Ninguém melhor do que os americanos para espetacularizar um fato. A posse de Barack Hussein Obama na presidência dos Estados Unidos, diante de dois milhões de pessoas nas ruas geladas de Washington, fala por si só. Aquilo que poderia ter se limitado a um ato de rotina política ou burocrática – a transmissão do cargo de presidente da República – virou megaevento. 

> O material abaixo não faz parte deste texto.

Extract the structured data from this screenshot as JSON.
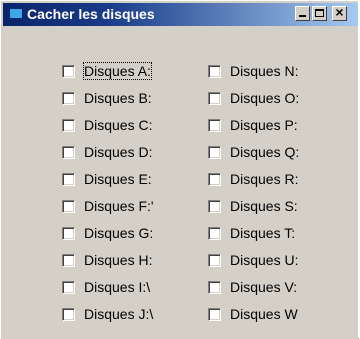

E megaevento em escala mundial. Israel teve de parar seu genocídio na Faixa de Gaza. A festa da posse não poderia ser tisnada por mais uma atrocidade contra os palestinos. O noticiário precisava focar no mote da esperança, martelado em nível planetário. Era a primeira vez que um negro, e, ainda por cima portando um nome muçulmano, chegava aos píncaros da superpotência branca. Nada de manchetes sensacionalistas mostrando matança indiscriminada, fosse na Palestina, no Iraque, no Afeganistão ou na Conchichina. Nem as bolsas, que voltaram a despencar, por causa dos rumores de novas falências de bancos americanos e ingleses, podiam competir.Tivemos então a posse intacta. Desde a manhã, as rádios, as TVs e a internet de todos os quadrantes da terra voltaram-se para exaltar o acontecimento. Velhos jornalistas, homens e mulheres, se diziam emocionados, maravilhados em testemunhar o momento histórico: a ascensão de um negro ao Oval Office da Casa Branca. Alguns não contiveram as lágrimas. Outros cantaram. E assim engrossaram a grande torcida pelo sucesso de Obama. Não importa que o fato anterior de dois negros – o general Collin Powell e a doutora Condoleezza Rice – tenham ocupado o segundo cargo mais importante da administração americana. Duas nomeações, aliás, empreendidas pelo odiado Bush, e que não redundaram em absolutamente nada em termos de humanização da máquina de guerra e da marginalização,  cada vez mais acirrada, dos setores mais desfavorecidos. Desfavorecidos no mundo e mesmo nos Estados Unidos, onde 40 milhões de habitantes não contam sequer com um plano de saúde. 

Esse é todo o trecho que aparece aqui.